Ньют встал и пошёл сполоснуть тарелки в большом деревянном тазу.
— Быть тобой проще, Скамандер. Есть чёрное и белое, люди и звери, тёмные маги и светлые.
— Я не противопоставляю людей и животных!
— Неужели?
Тарелки звякнули особенно громко, и Геллерт с удовлетворением отвернулся. После этой беседы ему, напротив, показалось, что Ньют ближе к нему идейно, чем они оба полагали поначалу. Это было больше впечатление, чем обоснованный вывод, но всё же.
— Я не считаю, что волшебных существ нужно уничтожать. И никогда не одобрял этого. Так, на заметку.
— Очень топорно вербуете, мистер Гриндевальд.
— Просто показываю, что между нами всё же есть что-то общее.
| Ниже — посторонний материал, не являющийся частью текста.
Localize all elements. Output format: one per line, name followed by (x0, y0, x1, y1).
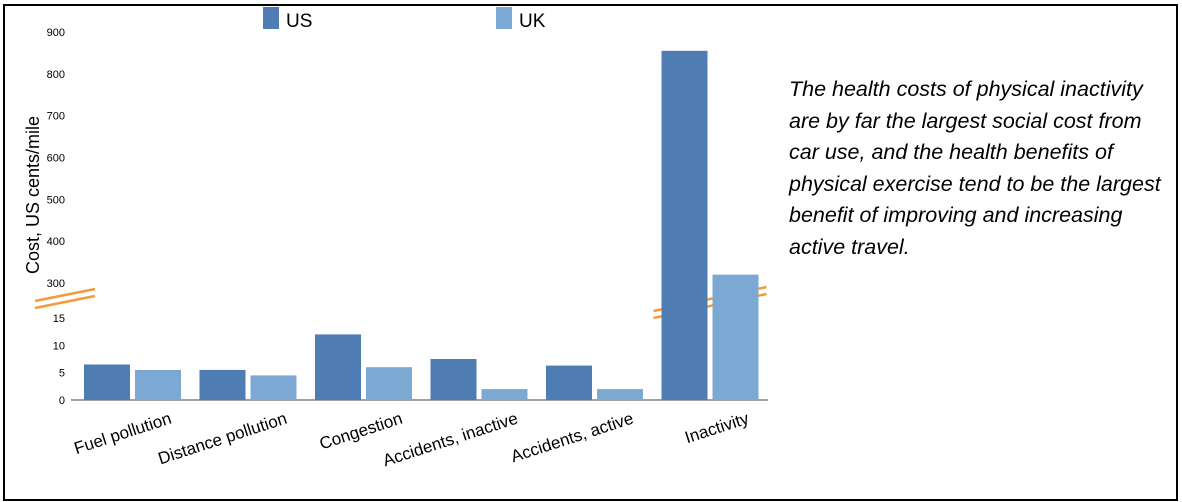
bar-uk (597, 389, 643, 400)
x-category-label: Distance pollution (156, 409, 290, 469)
legend-swatch-us (263, 7, 279, 29)
bar-us (84, 364, 130, 400)
y-tick-label: 400 (47, 236, 65, 248)
bar-uk (250, 375, 297, 400)
bar-us (430, 359, 477, 400)
y-tick-label: 0 (59, 395, 65, 407)
legend-swatch-uk (496, 7, 512, 29)
bar-us (315, 334, 361, 400)
x-category-label: Accidents, active (509, 409, 636, 466)
bar-uk (712, 274, 759, 400)
bar-uk (366, 367, 412, 400)
y-tick-label: 15 (53, 313, 65, 325)
y-axis-title: Cost, US cents/mile (23, 116, 43, 274)
y-tick-label: 600 (47, 153, 65, 165)
x-category-label: Congestion (317, 409, 405, 454)
y-tick-label: 300 (47, 278, 65, 290)
break-stroke (34, 287, 96, 303)
bar-us (546, 365, 592, 400)
y-tick-label: 900 (47, 27, 65, 39)
figure-frame (3, 4, 1178, 501)
x-category-label: Inactivity (682, 409, 751, 448)
bar-break-gap (659, 299, 761, 307)
y-tick-label: 700 (47, 111, 65, 123)
bar-uk (481, 389, 528, 400)
y-tick-label: 10 (53, 340, 65, 352)
break-stroke (34, 294, 96, 310)
bar-us (199, 369, 246, 400)
y-tick-label: 500 (47, 194, 65, 206)
legend-label-uk: UK (519, 11, 546, 32)
bar-uk (135, 369, 181, 400)
axis-break-mark (34, 287, 96, 310)
y-tick-label: 5 (59, 368, 65, 380)
bar-us (661, 50, 708, 400)
y-tick-label: 800 (47, 69, 65, 81)
legend-label-us: US (286, 11, 312, 32)
annotation-text: The health costs of physical inactivity … (789, 77, 1161, 259)
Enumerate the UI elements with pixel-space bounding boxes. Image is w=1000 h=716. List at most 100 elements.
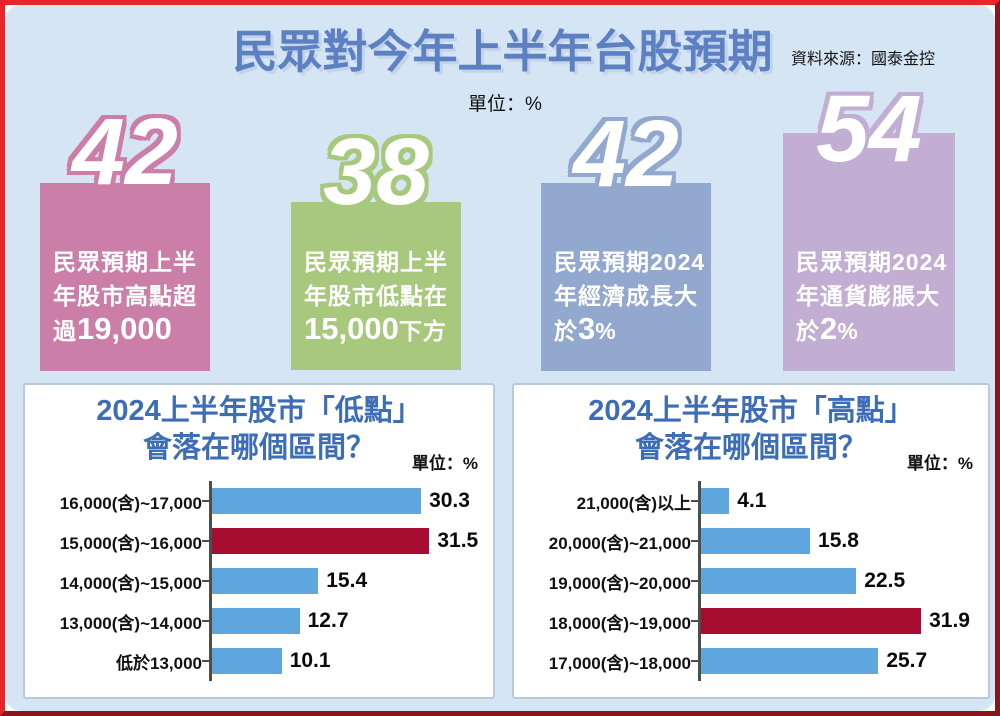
bar-row: 20,000(含)~21,000 15.8	[514, 521, 982, 561]
chart-plot: 16,000(含)~17,000 30.3 15,000(含)~16,000 31.5…	[25, 481, 487, 681]
chart-title-line2: 會落在哪個區間？	[634, 432, 867, 464]
bar-value: 4.1	[737, 489, 767, 512]
caption-number: 3	[578, 311, 596, 346]
stat-card-value: 42	[573, 101, 679, 207]
bar-row: 19,000(含)~20,000 22.5	[514, 561, 982, 601]
chart-title: 2024上半年股市「低點」 會落在哪個區間？	[25, 393, 493, 467]
caption-text: %	[595, 318, 617, 344]
tick-mark	[691, 500, 698, 502]
bar-value: 15.4	[326, 569, 368, 592]
bar-label: 低於13,000	[116, 653, 202, 673]
stat-card-caption-line: 15,000下方	[304, 313, 455, 348]
stat-card-caption-line: 民眾預期上半	[304, 245, 455, 279]
tick-mark	[691, 660, 698, 662]
stat-card: 42 民眾預期上半 年股市高點超 過19,000	[40, 105, 210, 371]
bar-row: 低於13,000 10.1	[25, 641, 487, 681]
axis-line	[209, 481, 212, 681]
stat-card-caption-line: 年通貨膨脹大	[796, 279, 949, 313]
stat-card-caption-line: 過19,000	[53, 313, 204, 348]
caption-text: 年股市低點在	[304, 283, 448, 309]
stat-card-caption-line: 民眾預期2024	[554, 245, 705, 279]
infographic-canvas: 民眾對今年上半年台股預期 資料來源：國泰金控 單位：% 42 民眾預期上半 年股市高…	[5, 5, 995, 711]
bar-row: 17,000(含)~18,000 25.7	[514, 641, 982, 681]
bar	[701, 568, 857, 594]
bar-row: 13,000(含)~14,000 12.7	[25, 601, 487, 641]
bar-label: 15,000(含)~16,000	[59, 533, 202, 553]
caption-text: %	[837, 318, 859, 344]
caption-number: 15,000	[304, 311, 399, 346]
bar-label: 14,000(含)~15,000	[59, 573, 202, 593]
chart-title-line1: 2024上半年股市「高點」	[588, 395, 914, 427]
bar	[212, 608, 300, 634]
caption-text: 民眾預期上半	[53, 249, 197, 275]
bar-row: 21,000(含)以上 4.1	[514, 481, 982, 521]
stat-card-caption-line: 年股市高點超	[53, 279, 204, 313]
tick-mark	[202, 580, 209, 582]
stat-card-value: 38	[323, 119, 429, 225]
bar-value: 31.9	[929, 609, 970, 632]
stat-card-caption-line: 民眾預期2024	[796, 245, 949, 279]
caption-text: 民眾預期上半	[304, 249, 448, 275]
low-point-chart-panel: 2024上半年股市「低點」 會落在哪個區間？ 單位：% 16,000(含)~17,00…	[23, 383, 495, 699]
stat-card-caption-line: 年經濟成長大	[554, 279, 705, 313]
caption-text: 過	[53, 318, 77, 344]
high-point-chart-panel: 2024上半年股市「高點」 會落在哪個區間？ 單位：% 21,000(含)以上 4.1 2…	[512, 383, 990, 699]
chart-title-line1: 2024上半年股市「低點」	[96, 395, 422, 427]
stat-card-caption-line: 年股市低點在	[304, 279, 455, 313]
stat-card-caption: 民眾預期上半 年股市低點在 15,000下方	[304, 245, 455, 348]
bar-label: 17,000(含)~18,000	[548, 653, 691, 673]
chart-unit-label: 單位：%	[411, 454, 478, 473]
bar-label: 18,000(含)~19,000	[548, 613, 691, 633]
chart-title: 2024上半年股市「高點」 會落在哪個區間？	[514, 393, 988, 467]
bar-value: 22.5	[864, 569, 906, 592]
caption-text: 民眾預期2024	[796, 249, 948, 275]
caption-text: 年通貨膨脹大	[796, 283, 940, 309]
tick-mark	[202, 620, 209, 622]
page-title: 民眾對今年上半年台股預期	[232, 26, 773, 77]
axis-line	[698, 481, 701, 681]
data-source-label: 資料來源：國泰金控	[791, 51, 936, 68]
bar	[701, 648, 879, 674]
stat-card-value: 54	[816, 76, 922, 182]
caption-number: 2	[820, 311, 838, 346]
tick-mark	[691, 540, 698, 542]
bar-value: 31.5	[437, 529, 479, 552]
stat-card: 54 民眾預期2024 年通貨膨脹大 於2%	[783, 82, 955, 371]
stat-card-caption: 民眾預期2024 年通貨膨脹大於2%	[796, 245, 949, 348]
bar	[212, 568, 319, 594]
bar-row: 18,000(含)~19,000 31.9	[514, 601, 982, 641]
tick-mark	[691, 620, 698, 622]
bar-value: 10.1	[289, 649, 331, 672]
tick-mark	[202, 500, 209, 502]
bar	[212, 528, 430, 554]
stat-card-caption-line: 民眾預期上半	[53, 245, 204, 279]
stat-card-value: 42	[72, 99, 178, 205]
caption-number: 19,000	[77, 311, 172, 346]
caption-text: 年經濟成長大	[554, 283, 698, 309]
bar-row: 14,000(含)~15,000 15.4	[25, 561, 487, 601]
bar	[212, 488, 422, 514]
bar-value: 25.7	[886, 649, 928, 672]
bar-label: 13,000(含)~14,000	[59, 613, 202, 633]
caption-text: 下方	[398, 318, 447, 344]
bar-row: 16,000(含)~17,000 30.3	[25, 481, 487, 521]
stat-card: 38 民眾預期上半 年股市低點在 15,000下方	[291, 125, 461, 370]
tick-mark	[691, 580, 698, 582]
bar-label: 20,000(含)~21,000	[548, 533, 691, 553]
chart-plot: 21,000(含)以上 4.1 20,000(含)~21,000 15.8 19,000…	[514, 481, 982, 681]
caption-text: 於	[554, 318, 578, 344]
bar-label: 16,000(含)~17,000	[59, 493, 202, 513]
chart-title-line2: 會落在哪個區間？	[142, 432, 375, 464]
bar-value: 15.8	[818, 529, 859, 552]
bar	[701, 608, 922, 634]
chart-unit-label: 單位：%	[906, 454, 973, 473]
stat-card-caption-line: 於2%	[796, 313, 949, 348]
stat-card-caption-line: 於3%	[554, 313, 705, 348]
unit-label: 單位：%	[468, 94, 542, 115]
stat-card: 42 民眾預期2024 年經濟成長大 於3%	[541, 107, 711, 371]
bar	[701, 528, 811, 554]
stat-card-caption: 民眾預期2024 年經濟成長大 於3%	[554, 245, 705, 348]
tick-mark	[202, 540, 209, 542]
bar-label: 21,000(含)以上	[576, 493, 691, 513]
caption-text: 年股市高點超	[53, 283, 197, 309]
Иной раз посмотришь на этих идейных врагов — а у них цели те же самые, только действия отличаются. И то не особенно, взять вот Альбуса… Завербовать шпиона через постель — это даже для меня перебор.
Ньют выпрямился, и его лопатки дёрнулись под рубашкой. Геллерт же рассмеялся про себя — возможно, он перегнул палку, но было бы кощунственно не поддеть.